The Coyote's Bicycle
Page 32
“Who was that man?” I asked.
“What man?”
“That man.” I pointed to the white T-shirt receding down the lane.
“I don’t know that man. Mira,” Negro continued, opening the folder.
“Has he seen me?” I blurted.
“Who?”
“Either of them. Roberto or . . . Indio.”
“I don’t know, maybe.”
“What do they look like?”
“Regular.”
“Regular?”
“Yeah, regular. I don’t know what it is you’re asking about. But maybe you have seen Roberto.”
“Where?”
“On those wanted posters over there at the border where you walk into Mexico.” Negro looked at me. He saw the anger. “Do you want to hear this story or not?” he asked.
I took a breath. Through my teeth, I said, “That is the only reason I’m here.”
He thumbed through the now familiar pages filled with tiny, misspelled words so thick with slang and borderland speak that most educated Spanish readers could not begin to wade into it. And then Negro looked up at me and his eyes were brimming with tears.
“Why are you crying?” I asked.
“Because this,” he said, wiping at his eyes with the backs of his hands, “this is a very sad story.”
33
Juan and Javy found Indio and Roberto slumped in a corner booth of the Chicago Club. It was 8:00 AM on a Monday. Daylight spilled from beneath the heavy front door. The room smelled of the previous night and, under this, the nights of the past. The polleros were not asleep, exactly, but they were not quite conscious either. Between them were bottles and glasses. These shared the table with peanuts and several little plastic plates that belonged to the taco vendor. Indio, his neck crooked, was almost prone. A parted eyelid revealed an eerie white crescent. Vomit stains mottled his shirt. Roberto’s hat was gone, his hair awry; spittle marked the corners of his mouth. From the empty drinks, it looked like women had been with them. The bartender, waitstaff, and doormen had been either too respectful or too fearful to ask the men to move on.
Javy placed a hand on Indio’s shoulder and shook it. “Jefe,” he said, “we need you in the canyon.” Juan stood close behind Javy. The workers were concerned. Indio always drank in moderation; they’d never seen him in a stupor. With additional prodding, the boss shifted his weight but failed to respond in any coherent manner. “Come on,” Javy said, again rocking his old friend from the bus station. “It’s time to go to work.”
Roberto sat up gasping. He exhaled and blinked several times. Then he turned on the workers with yellow, bloodshot eyes. An eyebrow raised; his complexion was ghostly. “What the fuck do you want?”

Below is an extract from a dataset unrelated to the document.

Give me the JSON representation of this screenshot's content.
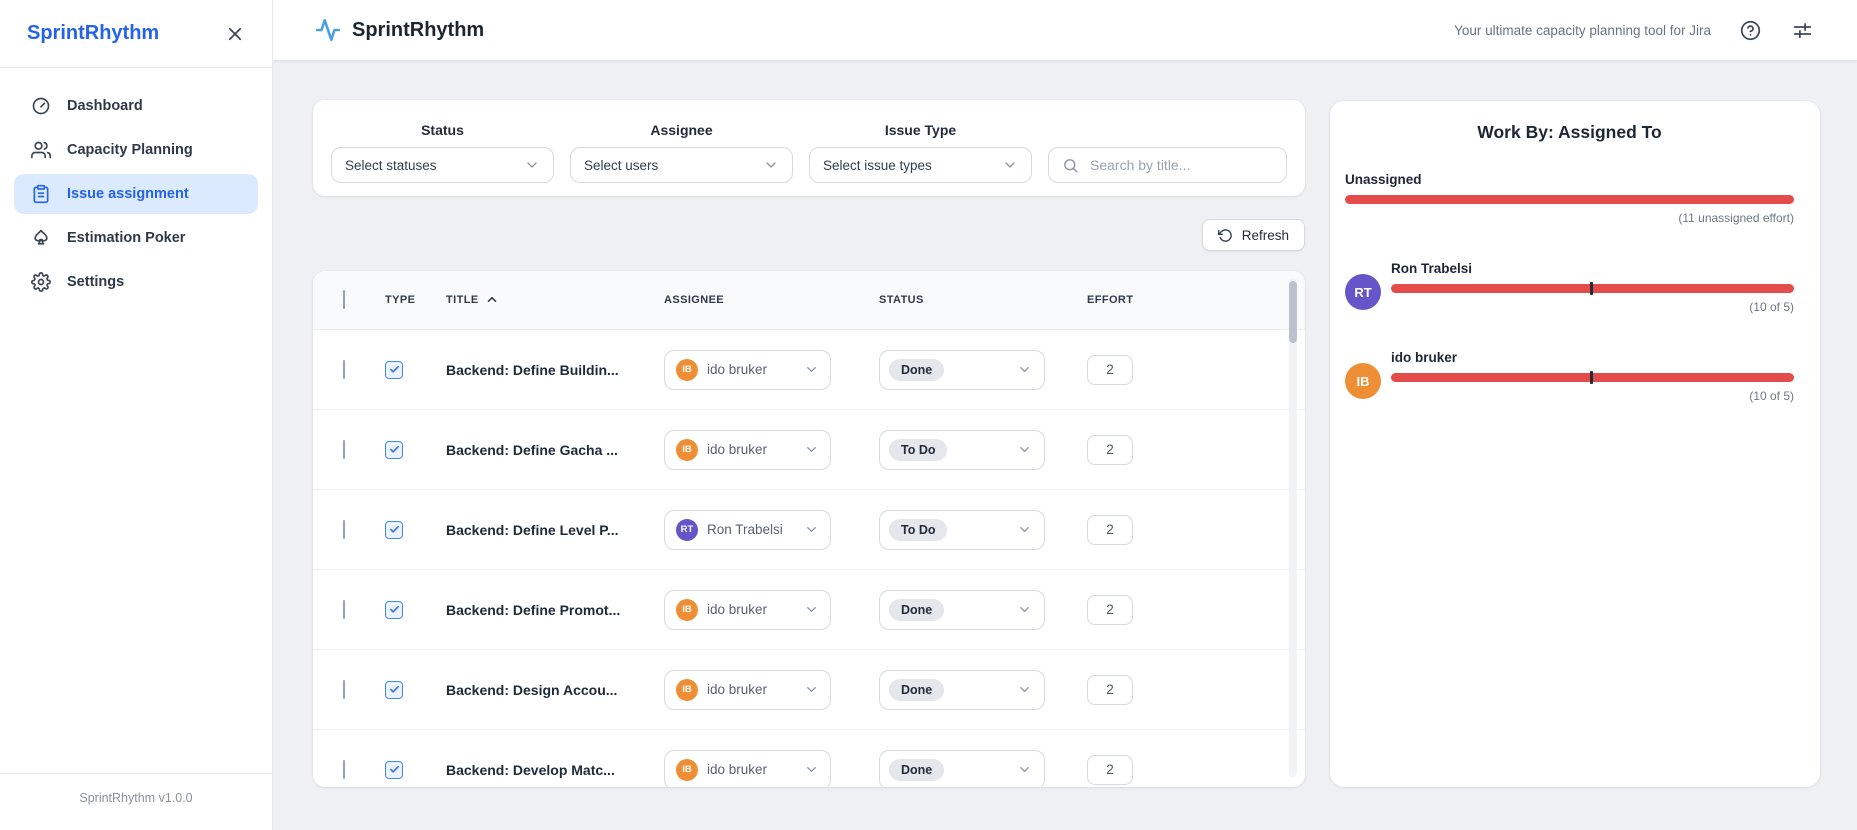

Neither worker had ever exchanged words directly with Roberto; had never really met the man’s gaze. “We need el jefe,” Javy said, pointing with a limp finger.
“We’re busy here,” Roberto said.
Juan stepped forward. “Disculpe, señor, Solo sent us. The pollos . . . we have so many, and the cops want the money. The recruiters too. Bikes are missing. We need Indio.”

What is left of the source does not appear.